Tuesday, May 27, 2003

9 More Days before I leave for Wisconsin and "The Lake"

I forgot that today wasn't Monday. It's Tuesday. Yesterday wasn't Sunday, it was Monday. Yesterday was Monday. Today is Tuesday. This may seem repetitive but I need to keep repeating this until my mind grasps this concept. I often face this problem when there is a three-day weekend. It takes me a while to get myself back into the proper mindset. Today is Tuesday. It's laundry day. I now have to gather all the laundry from all the hidden corners of the house, sort by color, and then start my first load.
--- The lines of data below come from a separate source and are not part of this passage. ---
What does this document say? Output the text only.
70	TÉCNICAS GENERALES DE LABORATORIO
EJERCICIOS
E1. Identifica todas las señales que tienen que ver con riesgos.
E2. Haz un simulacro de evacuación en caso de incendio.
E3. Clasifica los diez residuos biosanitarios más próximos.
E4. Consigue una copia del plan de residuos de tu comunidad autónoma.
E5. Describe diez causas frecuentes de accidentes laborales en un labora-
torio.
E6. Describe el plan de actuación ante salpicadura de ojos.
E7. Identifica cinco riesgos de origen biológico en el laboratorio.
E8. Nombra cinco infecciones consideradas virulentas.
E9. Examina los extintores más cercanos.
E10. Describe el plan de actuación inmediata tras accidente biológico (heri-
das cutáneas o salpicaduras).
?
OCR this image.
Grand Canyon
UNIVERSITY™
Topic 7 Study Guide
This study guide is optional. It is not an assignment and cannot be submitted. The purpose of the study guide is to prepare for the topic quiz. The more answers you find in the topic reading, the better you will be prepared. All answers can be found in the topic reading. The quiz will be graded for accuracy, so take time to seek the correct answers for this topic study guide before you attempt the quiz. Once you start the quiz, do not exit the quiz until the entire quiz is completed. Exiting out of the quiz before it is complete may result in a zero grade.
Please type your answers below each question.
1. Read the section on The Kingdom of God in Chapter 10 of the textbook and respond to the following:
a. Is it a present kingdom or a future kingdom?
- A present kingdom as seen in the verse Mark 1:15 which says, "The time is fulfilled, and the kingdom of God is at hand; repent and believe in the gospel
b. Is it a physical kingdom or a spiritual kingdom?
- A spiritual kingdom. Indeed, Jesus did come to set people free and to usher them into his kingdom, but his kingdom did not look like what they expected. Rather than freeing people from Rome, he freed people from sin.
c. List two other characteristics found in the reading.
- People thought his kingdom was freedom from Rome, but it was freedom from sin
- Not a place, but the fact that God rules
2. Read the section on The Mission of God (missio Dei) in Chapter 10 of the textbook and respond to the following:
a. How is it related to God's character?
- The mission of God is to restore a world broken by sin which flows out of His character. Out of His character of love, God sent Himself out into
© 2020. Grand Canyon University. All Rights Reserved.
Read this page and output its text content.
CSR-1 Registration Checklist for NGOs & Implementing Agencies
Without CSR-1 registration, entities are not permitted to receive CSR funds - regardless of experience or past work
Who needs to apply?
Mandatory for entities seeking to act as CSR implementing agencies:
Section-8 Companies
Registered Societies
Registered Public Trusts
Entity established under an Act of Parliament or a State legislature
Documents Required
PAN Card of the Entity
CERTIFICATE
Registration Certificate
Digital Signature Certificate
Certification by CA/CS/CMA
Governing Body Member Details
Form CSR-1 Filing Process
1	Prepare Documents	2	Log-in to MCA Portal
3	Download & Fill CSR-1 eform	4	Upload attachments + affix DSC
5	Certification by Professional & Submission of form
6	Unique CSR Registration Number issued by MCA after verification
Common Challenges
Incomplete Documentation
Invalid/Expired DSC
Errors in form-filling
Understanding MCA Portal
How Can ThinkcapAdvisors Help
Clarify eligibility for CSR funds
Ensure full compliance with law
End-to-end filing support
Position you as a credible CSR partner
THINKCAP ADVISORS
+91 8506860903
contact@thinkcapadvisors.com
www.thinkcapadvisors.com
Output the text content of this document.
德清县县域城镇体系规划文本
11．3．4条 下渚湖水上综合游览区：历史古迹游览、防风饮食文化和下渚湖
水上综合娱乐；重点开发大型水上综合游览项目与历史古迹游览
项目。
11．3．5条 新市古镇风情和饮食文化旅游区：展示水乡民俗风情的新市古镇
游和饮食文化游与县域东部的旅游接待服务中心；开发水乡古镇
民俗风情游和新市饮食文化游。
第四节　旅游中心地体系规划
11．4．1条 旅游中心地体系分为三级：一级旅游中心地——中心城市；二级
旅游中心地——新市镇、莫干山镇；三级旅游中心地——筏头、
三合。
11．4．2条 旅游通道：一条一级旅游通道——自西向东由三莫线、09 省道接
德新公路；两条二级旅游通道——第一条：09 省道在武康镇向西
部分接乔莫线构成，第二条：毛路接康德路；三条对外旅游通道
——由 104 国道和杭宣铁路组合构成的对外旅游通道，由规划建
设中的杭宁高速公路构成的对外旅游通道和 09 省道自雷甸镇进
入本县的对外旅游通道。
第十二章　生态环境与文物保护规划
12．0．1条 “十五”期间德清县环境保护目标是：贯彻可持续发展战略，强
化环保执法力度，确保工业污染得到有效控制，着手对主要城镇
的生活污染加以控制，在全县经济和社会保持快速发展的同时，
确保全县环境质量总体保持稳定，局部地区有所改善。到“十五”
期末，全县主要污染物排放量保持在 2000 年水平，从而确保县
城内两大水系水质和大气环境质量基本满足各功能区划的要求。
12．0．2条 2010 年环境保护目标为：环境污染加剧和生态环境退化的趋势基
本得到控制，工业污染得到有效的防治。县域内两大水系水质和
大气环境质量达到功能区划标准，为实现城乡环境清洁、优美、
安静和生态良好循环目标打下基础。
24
My son is the one that reminded me that today was Tuesday. He told me that his dirty laundry was in his basket, on the chair in his room and that he couldn't find his wallet. He tells me all this as he's racing out the door so he can catch his bus. I'm still in shock that he not only remembered that it's Tuesday (I didn't) but that he managed to collect all of his dirty laundry and put it in a basket. I better check the pockets of his jeans for his wallet. Tuesday is my laundry day. I always do laundry on Tuesday. Always. I refuse to ruin my whole week doing one load one day, half a load the next day and a couple of loads the next. If the clothes aren't available for me to wash on a Tuesday, they won't get washed until the next Tuesday. Consistancy is key. Laundry doesn't take a holiday. If Laundry Day falls on a holiday, laundry gets done. I suppose that's why my son remembered that today is Tuesday...or maybe he just ran out of clean underware. There are exceptions to every rule. If I'm halfway to or from Wisconsin, I don't search out a laundromat to do the laundry. I may be set in my ways but I'm not crazy. I'm going to go and do laundry now. But first I'd better go get a cup of coffee so I don't hurt anyone.

*****

Cliche of the Day

Babble Like a Brook. Chatter enthusiastically and perhaps rather incoherently. Thomas Gray's "Elegy Written in a Country Churchyard" speaks of "the brook that babbles by." The phrase is onomatopoetic, that is, the words as spoken resemble the sound of a running brook. A person chattering aimlessly on sounds somewhat the same.